Schottland droht mit Veto

Will Schottland in der EU halten: Nicola SturgeonBild: Reuters/UK Parliament

Die schottische Ministerpräsidentin Nicola Sturgeon hat inzwischen angekündigt mit allen Mitteln zu verhindern, dass Schottland die EU verlassen muss. Verfassungsjuristen streiten, ob vielleicht das schottische Parlament sogar die Macht hat, eine Abstimmung in Westminster darüber zu blockieren. Das gleiche könnte für das nordirische Regionalparlament gelten. In beiden Regionen hat die Bevölkerung mit großer Mehrheit für "Remain" gestimmt.

Sturgeon will darüber hinaus nichts unversucht lassen, notfalls durch ein zweites Unabhängigkeitsreferendum oder mit anderen Mitteln eine EU-Mitgliedschaft für Schottland zu retten: Sie hat bereits direkten Kontakt mit Brüssel aufgenommen.

Bald Neuwahlen?

Inzwischen wird vermutet, dass die politische Situation so explosiv ist, dass es noch vor Ende des Jahres Neuwahlen geben.

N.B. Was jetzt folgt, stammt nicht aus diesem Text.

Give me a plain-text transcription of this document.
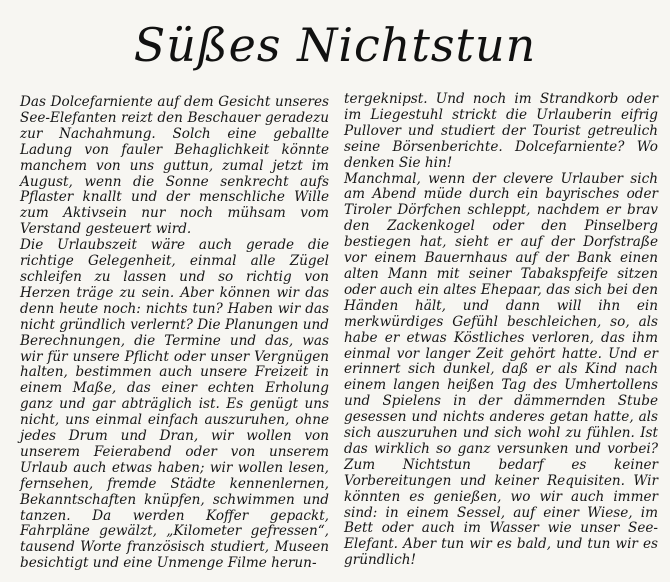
Süßes Nichtstun

Das Dolcefarniente auf dem Gesicht unseres See-Elefanten reizt den Beschauer geradezu zur Nachahmung. Solch eine geballte Ladung von fauler Behaglichkeit könnte manchem von uns guttun, zumal jetzt im August, wenn die Sonne senkrecht aufs Pflaster knallt und der menschliche Wille zum Aktivsein nur noch mühsam vom Verstand gesteuert wird.

Die Urlaubszeit wäre auch gerade die richtige Gelegenheit, einmal alle Zügel schleifen zu lassen und so richtig von Herzen träge zu sein. Aber können wir das denn heute noch: nichts tun? Haben wir das nicht gründlich verlernt? Die Planungen und Berechnungen, die Termine und das, was wir für unsere Pflicht oder unser Vergnügen halten, bestimmen auch unsere Freizeit in einem Maße, das einer echten Erholung ganz und gar abträglich ist. Es genügt uns nicht, uns einmal einfach auszuruhen, ohne jedes Drum und Dran, wir wollen von unserem Feierabend oder von unserem Urlaub auch etwas haben; wir wollen lesen, fernsehen, fremde Städte kennenlernen, Bekanntschaften knüpfen, schwimmen und tanzen. Da werden Koffer gepackt, Fahrpläne gewälzt, „Kilometer gefressen“, tausend Worte französisch studiert, Museen besichtigt und eine Unmenge Filme herun-

tergeknipst. Und noch im Strandkorb oder im Liegestuhl strickt die Urlauberin eifrig Pullover und studiert der Tourist getreulich seine Börsenberichte. Dolcefarniente? Wo denken Sie hin!

Manchmal, wenn der clevere Urlauber sich am Abend müde durch ein bayrisches oder Tiroler Dörfchen schleppt, nachdem er brav den Zackenkogel oder den Pinselberg bestiegen hat, sieht er auf der Dorfstraße vor einem Bauernhaus auf der Bank einen alten Mann mit seiner Tabakspfeife sitzen oder auch ein altes Ehepaar, das sich bei den Händen hält, und dann will ihn ein merkwürdiges Gefühl beschleichen, so, als habe er etwas Köstliches verloren, das ihm einmal vor langer Zeit gehört hatte. Und er erinnert sich dunkel, daß er als Kind nach einem langen heißen Tag des Umhertollens und Spielens in der dämmernden Stube gesessen und nichts anderes getan hatte, als sich auszuruhen und sich wohl zu fühlen. Ist das wirklich so ganz versunken und vorbei? Zum Nichtstun bedarf es keiner Vorbereitungen und keiner Requisiten. Wir könnten es genießen, wo wir auch immer sind: in einem Sessel, auf einer Wiese, im Bett oder auch im Wasser wie unser See-Elefant. Aber tun wir es bald, und tun wir es gründlich!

Beide großen Parteien sind darauf kaum vorbereitet, und keiner der Parteiführer oder potentiellen Kandidaten für das Premierministeramt wären imstande, das tief gespaltene Land zusammen zuführen.

Unterdessen häufen sich überall Berichte von fremdenfeindlichen Ausfällen. Polnischen Immigranten zum Beispiel wurden Hassparolen an die Türen geklebt. Viele Briten sind schockiert von dem Gesicht, das ihr Land jetzt zeigt. Und sie verstehen nur langsam, welches Erdbeben ihre scheinbar stabile Insel erschüttert.